Der Weg bis nach Kücknitz führt auf schönen Wegen über Felder und durch Wälder. Man quert die Dörfer Kreuzkamp und Kleinensee. Von verschiedenen Punkten des Weges aus kann man das Ziel schon erkennen.

Kurz vor Kücknitz, beim Waldhusener Forst beunruhigen mich Schüsse. Mich beschäftigt sofort die Frage, woher der Jägersmann wohl weiß, dass ich keine Wildsau bin, sondern allenfalls ein Problem- oder Schadmensch, der die Umwelt zerstört, den Tieren den Lebensraum wegnimmt und das Wild, das der Jäger jagen will, unnötig aufschreckt oder gar verscheucht. Ich bin froh, als ich den Wald wieder verlasse.

Bis nach Kücknitz ist es weiter als gedacht. Der E1 führt an dem Ort vorbei, die Neugier indessen treibt die Wandersfrau ins Zentrum. Man erreicht es über eine sehr aufgeräumte, man möchte sagen: typisch deutsche Vorortsiedlung. Fleißige Hobbygärtner betätigen sich in ihren Gärten und Vorgärten, zupfen Gras und verwelkte Blüten oder machen mit Flammenwerfern dem in Steinbelägen wachsenden "Un"Kraut den Garaus.
In der Phantasie hatte man sich vorgestellt, in dieser Stadt zu pausieren, eventuell etwas zu essen. Vor der Johanneskirche ist ein Platz mit Bänken. Die gesamte Ortschaft wirkt hingegen merkwürdig unbelebt. Bei der Kirche die "Kücknitzer Klause", ein Bierstüberl, wo ich nachfrage wegen Essen. Sehr hilfsbereite Auskunft, man könne das schräg gegenüber an der Hauptstraße gelegene "Gottschi" empfehlen.

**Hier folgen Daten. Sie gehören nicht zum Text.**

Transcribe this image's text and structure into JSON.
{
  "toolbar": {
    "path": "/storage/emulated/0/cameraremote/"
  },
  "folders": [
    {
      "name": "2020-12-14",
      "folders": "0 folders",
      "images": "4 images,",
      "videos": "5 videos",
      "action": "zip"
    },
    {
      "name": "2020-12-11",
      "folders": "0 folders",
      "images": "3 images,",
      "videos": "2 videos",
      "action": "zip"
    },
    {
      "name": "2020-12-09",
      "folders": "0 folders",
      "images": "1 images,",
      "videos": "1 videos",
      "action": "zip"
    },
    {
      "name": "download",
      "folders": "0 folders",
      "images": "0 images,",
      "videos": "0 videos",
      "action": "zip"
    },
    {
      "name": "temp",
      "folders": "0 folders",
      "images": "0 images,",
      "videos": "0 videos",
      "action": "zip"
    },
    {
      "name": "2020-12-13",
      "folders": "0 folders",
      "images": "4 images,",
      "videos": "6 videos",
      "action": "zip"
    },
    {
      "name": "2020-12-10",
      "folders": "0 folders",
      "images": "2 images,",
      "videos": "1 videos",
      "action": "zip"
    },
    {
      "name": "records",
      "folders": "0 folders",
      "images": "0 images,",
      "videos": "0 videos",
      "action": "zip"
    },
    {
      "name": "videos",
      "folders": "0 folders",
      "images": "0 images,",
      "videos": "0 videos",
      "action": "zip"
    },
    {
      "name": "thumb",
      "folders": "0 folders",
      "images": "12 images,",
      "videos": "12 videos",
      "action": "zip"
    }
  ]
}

Dieses wird von Griechen betrieben, so ungriechisch der Name und das Sortiment auch sein mögen. Der Sitzplatz draußen ist annehmbar und die Folienkartoffel schmeckt. (Nachtrag 2025: "dauerhaft geschlossen")
Noch gibt einem das amtliche Kennzeichen, das immer häufiger gesehen wird, Rätsel auf. Bis der Groschen fällt: HL ... Hallo Leute! Hansestadt Lübeck! Kann man ja gleich draufkommen.
Der Weg aus Kücknitz hinaus ebenfalls sehr aufgeräumt:

Zwischenzeitlich die Überlegung, wie man durch den Autobahntunnel auf die andere Seite der Trave gelangt. Ganz einfach: Es gibt einen Shuttle-Bus, auch für Fahrräder, der kostenlos alle 10 Minuten fährt. Auf der drüberen Seite ein Pfad an der Trave entlang bis nach Gothmund.
Auf der anderen Seite der Trave angekommen, hätte man noch die Möglichkeit, sich die Nägel richten zu lassen, ...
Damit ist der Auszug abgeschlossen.